Identifying the players to fulfil your vision is arguably a coach’s most crucial role. Your approach to selection establishes the values of the environment you’re trying to create. Read on to get it right…
1. THE GROUP DYNAMIC
One popular image for the group dynamic at work is a chain of mountain climbers, all connected by a single rope. The coach heads the group but is attached to every member of it. Whether he chooses to select or drop a player, he remains attached to him.
So
communication is paramount – the coach must explain why a player is in or (more relevantly) out of the team and give him a “work-on” so that he still feels part of the group and contributes to it.
2. BACKING YOUR JUDGEMENT
Once a selector decides a player is good enough, he must stick with him – to
give the player time to prove his judgement correct or incorrect. He can only arrive at a reliable conclusion about a player’s mean standard after several games.

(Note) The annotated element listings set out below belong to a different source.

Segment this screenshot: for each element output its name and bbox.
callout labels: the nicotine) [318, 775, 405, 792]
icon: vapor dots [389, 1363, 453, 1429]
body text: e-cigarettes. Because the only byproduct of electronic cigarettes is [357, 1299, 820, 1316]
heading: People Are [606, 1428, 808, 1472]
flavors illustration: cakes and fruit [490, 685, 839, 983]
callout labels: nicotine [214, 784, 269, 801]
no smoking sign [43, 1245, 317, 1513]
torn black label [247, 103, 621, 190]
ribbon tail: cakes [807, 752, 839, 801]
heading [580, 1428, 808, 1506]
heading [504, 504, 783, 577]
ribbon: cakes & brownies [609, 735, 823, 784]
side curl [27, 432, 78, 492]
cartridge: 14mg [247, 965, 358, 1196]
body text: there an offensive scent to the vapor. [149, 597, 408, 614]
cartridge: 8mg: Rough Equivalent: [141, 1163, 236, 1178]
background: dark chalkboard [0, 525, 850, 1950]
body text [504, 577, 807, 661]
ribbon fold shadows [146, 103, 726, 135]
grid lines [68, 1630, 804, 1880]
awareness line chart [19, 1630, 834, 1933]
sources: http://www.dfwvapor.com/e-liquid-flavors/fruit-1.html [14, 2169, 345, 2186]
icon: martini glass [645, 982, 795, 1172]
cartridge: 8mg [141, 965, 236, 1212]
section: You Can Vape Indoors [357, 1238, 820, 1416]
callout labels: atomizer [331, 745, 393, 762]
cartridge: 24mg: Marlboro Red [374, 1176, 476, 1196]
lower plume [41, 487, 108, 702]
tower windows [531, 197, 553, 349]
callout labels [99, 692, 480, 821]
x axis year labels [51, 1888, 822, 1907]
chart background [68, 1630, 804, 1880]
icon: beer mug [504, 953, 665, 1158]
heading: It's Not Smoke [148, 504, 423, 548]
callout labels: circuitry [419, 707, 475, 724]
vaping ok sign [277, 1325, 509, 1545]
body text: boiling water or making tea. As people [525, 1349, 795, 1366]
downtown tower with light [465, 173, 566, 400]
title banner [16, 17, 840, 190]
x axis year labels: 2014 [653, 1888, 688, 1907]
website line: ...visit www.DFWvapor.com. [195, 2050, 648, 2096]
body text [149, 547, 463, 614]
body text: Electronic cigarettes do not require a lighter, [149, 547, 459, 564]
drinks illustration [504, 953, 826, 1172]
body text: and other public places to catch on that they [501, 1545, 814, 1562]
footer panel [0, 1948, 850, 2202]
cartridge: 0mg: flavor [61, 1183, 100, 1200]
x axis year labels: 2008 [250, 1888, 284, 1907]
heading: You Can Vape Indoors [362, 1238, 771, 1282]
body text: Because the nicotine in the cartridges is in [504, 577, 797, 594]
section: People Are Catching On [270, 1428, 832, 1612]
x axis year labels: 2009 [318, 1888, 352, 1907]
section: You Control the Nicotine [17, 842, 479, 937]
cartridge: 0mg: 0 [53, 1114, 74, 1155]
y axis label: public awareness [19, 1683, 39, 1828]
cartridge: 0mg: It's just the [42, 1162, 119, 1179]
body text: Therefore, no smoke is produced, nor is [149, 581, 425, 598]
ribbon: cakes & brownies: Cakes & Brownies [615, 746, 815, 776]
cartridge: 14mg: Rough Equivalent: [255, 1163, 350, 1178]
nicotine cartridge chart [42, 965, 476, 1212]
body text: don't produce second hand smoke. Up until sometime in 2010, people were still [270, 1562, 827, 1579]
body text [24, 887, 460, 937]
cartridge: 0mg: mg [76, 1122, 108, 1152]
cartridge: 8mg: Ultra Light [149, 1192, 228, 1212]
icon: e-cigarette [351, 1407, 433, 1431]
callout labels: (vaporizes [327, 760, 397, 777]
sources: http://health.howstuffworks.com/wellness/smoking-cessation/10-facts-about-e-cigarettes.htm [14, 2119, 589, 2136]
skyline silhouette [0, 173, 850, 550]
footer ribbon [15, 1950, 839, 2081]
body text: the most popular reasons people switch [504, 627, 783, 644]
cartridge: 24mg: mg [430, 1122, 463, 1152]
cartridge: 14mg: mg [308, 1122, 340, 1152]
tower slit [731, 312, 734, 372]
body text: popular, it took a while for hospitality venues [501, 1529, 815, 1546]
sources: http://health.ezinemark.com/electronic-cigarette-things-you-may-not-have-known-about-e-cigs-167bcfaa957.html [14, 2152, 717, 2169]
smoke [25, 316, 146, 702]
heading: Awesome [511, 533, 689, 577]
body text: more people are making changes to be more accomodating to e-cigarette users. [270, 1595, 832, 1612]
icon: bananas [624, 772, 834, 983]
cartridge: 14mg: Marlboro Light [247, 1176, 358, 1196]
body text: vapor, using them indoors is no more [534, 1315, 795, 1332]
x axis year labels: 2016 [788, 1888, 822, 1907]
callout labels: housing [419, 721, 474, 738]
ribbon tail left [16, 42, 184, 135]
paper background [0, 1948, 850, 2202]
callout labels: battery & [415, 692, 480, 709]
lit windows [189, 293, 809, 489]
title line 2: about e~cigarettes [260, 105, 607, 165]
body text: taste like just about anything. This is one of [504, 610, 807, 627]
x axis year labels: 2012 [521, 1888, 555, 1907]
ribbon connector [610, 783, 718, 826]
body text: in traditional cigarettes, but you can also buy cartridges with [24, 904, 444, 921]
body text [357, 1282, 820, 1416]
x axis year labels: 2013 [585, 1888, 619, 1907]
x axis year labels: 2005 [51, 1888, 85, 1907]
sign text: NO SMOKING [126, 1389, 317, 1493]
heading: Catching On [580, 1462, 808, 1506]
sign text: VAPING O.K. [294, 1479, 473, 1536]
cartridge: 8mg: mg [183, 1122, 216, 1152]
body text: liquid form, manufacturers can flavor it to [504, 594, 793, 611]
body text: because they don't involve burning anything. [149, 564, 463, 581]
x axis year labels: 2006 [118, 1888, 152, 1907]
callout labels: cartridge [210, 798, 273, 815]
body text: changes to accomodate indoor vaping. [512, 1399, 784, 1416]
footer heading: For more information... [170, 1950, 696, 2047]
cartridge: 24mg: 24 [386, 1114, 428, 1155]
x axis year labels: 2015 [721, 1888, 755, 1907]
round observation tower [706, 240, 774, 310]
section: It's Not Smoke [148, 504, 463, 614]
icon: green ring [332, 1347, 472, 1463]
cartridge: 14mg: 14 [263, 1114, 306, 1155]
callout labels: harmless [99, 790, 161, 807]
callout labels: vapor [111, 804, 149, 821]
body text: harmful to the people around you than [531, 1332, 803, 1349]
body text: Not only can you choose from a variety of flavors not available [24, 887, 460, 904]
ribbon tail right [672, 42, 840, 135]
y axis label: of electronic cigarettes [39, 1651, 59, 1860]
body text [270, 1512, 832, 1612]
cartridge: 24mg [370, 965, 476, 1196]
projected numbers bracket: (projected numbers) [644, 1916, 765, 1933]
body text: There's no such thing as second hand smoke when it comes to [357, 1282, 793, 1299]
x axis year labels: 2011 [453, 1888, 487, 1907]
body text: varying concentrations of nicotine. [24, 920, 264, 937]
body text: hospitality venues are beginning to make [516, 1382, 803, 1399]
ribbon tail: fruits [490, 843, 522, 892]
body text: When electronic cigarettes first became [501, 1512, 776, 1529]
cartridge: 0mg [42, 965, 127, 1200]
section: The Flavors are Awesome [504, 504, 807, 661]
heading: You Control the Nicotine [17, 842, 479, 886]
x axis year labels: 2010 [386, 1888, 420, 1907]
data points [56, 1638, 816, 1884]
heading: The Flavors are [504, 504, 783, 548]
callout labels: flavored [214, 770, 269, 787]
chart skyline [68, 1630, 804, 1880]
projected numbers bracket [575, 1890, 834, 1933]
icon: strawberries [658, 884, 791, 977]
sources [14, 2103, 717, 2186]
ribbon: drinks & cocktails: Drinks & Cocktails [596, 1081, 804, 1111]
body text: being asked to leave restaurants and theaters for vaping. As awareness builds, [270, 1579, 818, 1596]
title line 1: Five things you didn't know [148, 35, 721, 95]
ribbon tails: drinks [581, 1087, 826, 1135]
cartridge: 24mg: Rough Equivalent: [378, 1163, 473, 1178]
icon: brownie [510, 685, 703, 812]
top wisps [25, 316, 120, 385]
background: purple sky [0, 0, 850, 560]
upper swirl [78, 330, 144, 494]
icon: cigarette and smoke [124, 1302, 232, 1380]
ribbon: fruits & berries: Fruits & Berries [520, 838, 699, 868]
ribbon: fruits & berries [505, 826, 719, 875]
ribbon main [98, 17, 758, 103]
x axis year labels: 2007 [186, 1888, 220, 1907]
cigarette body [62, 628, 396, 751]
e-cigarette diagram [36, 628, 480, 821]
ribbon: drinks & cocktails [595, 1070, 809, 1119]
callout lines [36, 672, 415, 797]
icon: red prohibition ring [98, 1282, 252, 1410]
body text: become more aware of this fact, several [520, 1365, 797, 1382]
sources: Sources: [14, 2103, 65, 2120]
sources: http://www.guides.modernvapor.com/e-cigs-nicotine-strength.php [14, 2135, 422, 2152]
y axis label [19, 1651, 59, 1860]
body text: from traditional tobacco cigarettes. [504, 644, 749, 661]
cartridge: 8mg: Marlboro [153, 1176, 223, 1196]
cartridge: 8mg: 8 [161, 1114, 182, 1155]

The real crime lies in not backing your own judgement, and this cuts both ways – if evidence suggests a player isn’t good enough or doesn’t fit the playing style or group dynamic, he must be omitted.
3. THE DEVELOPMENT CYCLES
- Development. The coming together of a team. Individuals start to identify their roles and leaders are discovered.
- Maturity. Individuals perform their roles to full capacity and leaders assume full ownership of the team on the field.
- Elimination. The cycle that often trips up coaches – knowing when collective potential has been realised and the power of the group has begun to wane.
A coach must understand which cycle his team is in, and adjust selections accordingly. The best coaches are particularly adept at recognising signs of an emerging elimination cycle, and doing their
transition planning ahead of time.
The duration of each phase depends largely on the team’s intellectual foundation and the coaches’ ability to
freshen the environment with new ideas, something World Cup-winning coaches Graham Henry, Wayne Smith and Steve Hansen excelled at.
4. SNOWBALL EFFECT
When you see concrete improvements in a player’s performance, you must reward that with more game time – so generating an even quicker rate of improvement. This is particularly true with young players, whose learning curve is often very steep.
Again, coaching planning needs to be a
two-way door. You must accommodate outstanding new talents but be ready to omit those who don’t fit the playing style.
5. TIMING OF SELECTION
The approach of a major competition is a clarifying factor. Any top international coach will be asking themselves, “Can I envisage ‘player A’ being in my RWC side, 20-odd games from now?”
Individual potential has a
timeline in relation to competition objectives. The answer to this question will determine how much time to invest in a player.